Mientras tanto, el país atraviesa una grave crisis por el sarampión. Las autoridades sanitarias han reportado cientos de muertes desde que comenzó el brote de este año. Bandarban es uno de los distritos más afectados. A finales de julio, más de 200 niños habían sido hospitalizados en el Hospital Sadar de Bandarban, lo que demuestra la gravedad de la situación.
Las organizaciones religiosas también se han movilizado para ayudar a las familias más vulnerables. Cáritas Bangladés, a través de su oficina de Bandarban, en la región de Chattogram, proporcionó atención médica de emergencia a 23 niños con sarampión. Además, cada familia recibió ayuda económica para contribuir a cubrir el costo del tratamiento.

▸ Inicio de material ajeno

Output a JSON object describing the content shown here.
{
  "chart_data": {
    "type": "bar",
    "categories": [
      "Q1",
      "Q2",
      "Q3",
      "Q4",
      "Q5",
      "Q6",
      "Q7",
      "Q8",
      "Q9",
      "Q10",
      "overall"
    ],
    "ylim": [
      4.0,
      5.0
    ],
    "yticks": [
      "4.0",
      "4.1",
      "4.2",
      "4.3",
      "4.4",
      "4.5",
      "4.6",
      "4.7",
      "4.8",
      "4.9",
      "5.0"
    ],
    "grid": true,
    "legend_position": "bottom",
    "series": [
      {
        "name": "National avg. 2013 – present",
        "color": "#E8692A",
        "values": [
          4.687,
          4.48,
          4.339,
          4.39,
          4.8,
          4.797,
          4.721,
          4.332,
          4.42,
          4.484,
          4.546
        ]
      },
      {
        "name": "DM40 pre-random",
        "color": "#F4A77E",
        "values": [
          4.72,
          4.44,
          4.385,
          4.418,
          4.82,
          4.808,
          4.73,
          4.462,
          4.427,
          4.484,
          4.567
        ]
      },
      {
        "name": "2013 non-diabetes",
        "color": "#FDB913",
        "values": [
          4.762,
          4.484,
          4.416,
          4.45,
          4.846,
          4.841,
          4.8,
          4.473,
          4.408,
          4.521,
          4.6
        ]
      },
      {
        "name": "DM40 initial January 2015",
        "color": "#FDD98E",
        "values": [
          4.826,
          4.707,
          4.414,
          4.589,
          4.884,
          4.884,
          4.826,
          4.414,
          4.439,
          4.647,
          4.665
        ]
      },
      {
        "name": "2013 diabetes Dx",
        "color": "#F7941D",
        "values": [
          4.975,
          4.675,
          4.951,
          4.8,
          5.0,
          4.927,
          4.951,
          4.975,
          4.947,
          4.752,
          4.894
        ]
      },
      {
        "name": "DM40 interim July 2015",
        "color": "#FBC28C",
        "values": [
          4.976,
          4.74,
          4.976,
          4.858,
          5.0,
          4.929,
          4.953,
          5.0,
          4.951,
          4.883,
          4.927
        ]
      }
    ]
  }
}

El personal de Cáritas también ha llevado a cabo campañas de sensibilización en las comunidades locales para alentar a los padres a buscar atención médica lo antes posible y ha trabajado en coordinación con los centros de salud públicos de todo el distrito. Para las familias que deben recorrer largas distancias hasta un hospital y viven con el temor de perder a un hijo, esa ayuda ha significado mucho más que un apoyo material. "Nos devolvió la esperanza", dijeron algunos familiares de niños afectados, según contaron algunos trabajadores de Cáritas que participaron en la intervención.